Tuesday, May 31, 2011

Final Day

My last day was a bit more relaxed. I had a big moment of weakness in the morning, though. As I went to collect Xrays and lab results I heard some commotion in the emergency room. Dr. Jim was already giving instructions, including some instructions on collecting resuscitation equipment. I knew he could handle whatever happened in there, so went on to my pediatrics ward. In full honesty, part of me couldn't stomach the idea of seeing another ill-fated resuscitation to start off my last day at Kudjip hospital. I rounded fairly quickly in the pediatrics ward, knowing those would be the last patients I saw the next morning.

I saw a little boy named Nixon. This was the second time I laid eyes on Nixon, and both have been miraculous. He is about 10 years old and was helping to push a broken down vehicle a week ago when he fell, the vehicle rolled and (according to bystanders) went over his lower back as he laid belly down in the dusty road. When we first saw him, I couldn't believe this story. He had some back pain, but no evidence of serious damage, and was able to walk out of the emergency room with some tylenol as his only treatment. Friday I saw Nixon in our outpatient department. His back was a little sore, but he was walking fine and had no major injuries evident in followup. I assured his mother that God had something for this boy's life because he should probably have died from his accident and came away without any serious injury.

Nixon doing very well at followup

I spent a bit more time the outpatient department on that Friday. There was the usual assortment of complaints, and the occasional trip the emergency room to cast a bone, sedate a patient for the nurses to drain an infection, perform a procedure, etc. Oddly, none if it felt dissimilar from any other day there. I found myself more comfortable in that environment. I could see patients largely without a translator. I knew where supplies were. I knew what treatments were available.

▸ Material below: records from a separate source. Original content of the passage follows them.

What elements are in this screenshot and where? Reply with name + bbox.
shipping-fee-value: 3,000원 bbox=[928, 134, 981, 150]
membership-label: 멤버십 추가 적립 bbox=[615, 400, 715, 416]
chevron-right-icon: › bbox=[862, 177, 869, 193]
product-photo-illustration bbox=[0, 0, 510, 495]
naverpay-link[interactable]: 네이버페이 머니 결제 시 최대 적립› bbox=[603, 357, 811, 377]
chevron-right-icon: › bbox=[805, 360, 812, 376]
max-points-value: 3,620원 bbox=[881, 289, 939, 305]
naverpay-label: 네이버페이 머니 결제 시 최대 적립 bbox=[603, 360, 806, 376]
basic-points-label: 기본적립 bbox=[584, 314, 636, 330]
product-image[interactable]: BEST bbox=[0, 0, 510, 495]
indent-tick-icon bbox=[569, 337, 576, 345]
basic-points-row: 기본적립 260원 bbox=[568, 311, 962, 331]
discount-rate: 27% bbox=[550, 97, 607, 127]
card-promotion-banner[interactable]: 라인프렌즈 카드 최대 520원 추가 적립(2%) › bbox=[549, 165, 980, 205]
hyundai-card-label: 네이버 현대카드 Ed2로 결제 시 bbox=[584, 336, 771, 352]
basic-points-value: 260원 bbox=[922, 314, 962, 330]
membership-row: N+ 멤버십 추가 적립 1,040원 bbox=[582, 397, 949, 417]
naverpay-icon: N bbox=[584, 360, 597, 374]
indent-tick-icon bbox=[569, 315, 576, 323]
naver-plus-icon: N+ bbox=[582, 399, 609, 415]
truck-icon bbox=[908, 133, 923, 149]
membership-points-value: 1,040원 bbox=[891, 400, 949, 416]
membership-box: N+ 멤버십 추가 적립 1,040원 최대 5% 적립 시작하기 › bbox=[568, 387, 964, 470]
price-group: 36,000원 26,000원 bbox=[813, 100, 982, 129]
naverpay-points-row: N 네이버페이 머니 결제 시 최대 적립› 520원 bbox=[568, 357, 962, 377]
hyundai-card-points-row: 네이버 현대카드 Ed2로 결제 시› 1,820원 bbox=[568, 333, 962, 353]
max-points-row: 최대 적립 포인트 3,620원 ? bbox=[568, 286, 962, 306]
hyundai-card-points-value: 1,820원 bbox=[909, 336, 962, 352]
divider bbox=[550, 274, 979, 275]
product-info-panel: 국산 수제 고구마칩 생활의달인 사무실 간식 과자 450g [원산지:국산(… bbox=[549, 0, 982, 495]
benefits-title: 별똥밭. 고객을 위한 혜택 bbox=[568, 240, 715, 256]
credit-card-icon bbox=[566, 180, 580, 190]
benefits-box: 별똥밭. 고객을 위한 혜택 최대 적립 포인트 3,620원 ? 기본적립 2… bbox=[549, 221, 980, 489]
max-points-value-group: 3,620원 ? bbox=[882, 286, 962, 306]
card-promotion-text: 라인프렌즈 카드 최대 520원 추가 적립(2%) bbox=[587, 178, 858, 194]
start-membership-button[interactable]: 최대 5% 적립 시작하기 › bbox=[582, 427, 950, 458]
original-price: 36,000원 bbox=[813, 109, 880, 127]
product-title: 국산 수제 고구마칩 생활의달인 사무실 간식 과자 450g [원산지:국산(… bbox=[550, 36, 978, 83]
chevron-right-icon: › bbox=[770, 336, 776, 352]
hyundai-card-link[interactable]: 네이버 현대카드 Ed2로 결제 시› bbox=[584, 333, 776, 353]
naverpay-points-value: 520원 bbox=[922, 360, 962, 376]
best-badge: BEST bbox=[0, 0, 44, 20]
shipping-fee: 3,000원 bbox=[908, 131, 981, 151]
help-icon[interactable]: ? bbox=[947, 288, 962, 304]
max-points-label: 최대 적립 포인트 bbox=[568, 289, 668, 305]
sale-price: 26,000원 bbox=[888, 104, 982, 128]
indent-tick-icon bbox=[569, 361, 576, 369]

I even knew how many pediatric beds we had in case a very ill child came in and needed to be admitted (and one did). A stark contrast to my first day at Kudjip.

Dr. Erin casted a broken bone in our orthopedic room. I noticed afterward her giving instructions to the patient's "wasman" (watchman). This is very common, but it is not common for the wasman to be a small child. It caught me off guard and I took a photo. The wasman is extremely important at Kudjip - they bring the patient in, get the instructions on how to care for them, give medicines, etc. They also care for the patient's hygiene and meals if they are admitted to the hospital. It struck me that this little boy was taking on such a big responsibility. But the children here grow up quite a bit quicker than they do at home.

Dr. Erin instructs a "wasman" on cast care

I saw a few final patients in the ER and got to do my last Kudjipian Csection before heading home for dinner. I was on call in the evening but only made a couple of trips to the hospital. One stood out. I met an elderly man who seemed extremely frail and, even in my limited Pigin, slightly demented. His family complained that he had been coughing and losing weight for months and left the hospital only 2 weeks ago (in a remote area) with no improvement. We couldn't admit him to our hospital, but within a few minutes I could tell this man was dying from heart failure. I told the family my thoughts, gave him some additional medicine to help him breathe better, and let them take him home, most likely to die. As they left they made a comment to the nurse that the "white" doctors were smarter and knew more than the other doctors. I thought two things about this. 1) It isn't true. The PNG physicians for the most part, if our Registrar Raymond was any indication, are on par with the medical knowledge they need to treat the illnesses they face. 2) There is a grain of truth in their concerns. Many patients come to Kudjip unaware of how sick they truly are. They will be told repeatedly at government clinics or hospitals that their surgery is just around the corner, the specialist will see them when they are here next week or that their illness has been treated and they can go home. They are very rarely told, it seems, if they are dying. I don't have a solution to that issue, but I do know that this family was almost relieved to hear the honesty of even a fatal diagnosis.

I went home and slept until the next morning with no additional interruptions. I rounded in the pediatrics ward on Saturday morning and walked back home a little more keenly aware of the uneven stones in the road, the smiling faces scattered around the street despite another body being added to the morgue that morning, the beautiful tropical mountains covered in cool fog all around me and the sense that my work wasn't over. Even though I had my bag, my water bottle, and my surgical shoes packed up from the hospital, I couldn't help feeling that it wasn't really the last time I would put my hand to work at Kudjip. We have a lot of reflecting to do on our time there, especially as we consider what God has for us next. But something about the people, and the place itself, makes me think that we'll be there ... and back again ... sometime.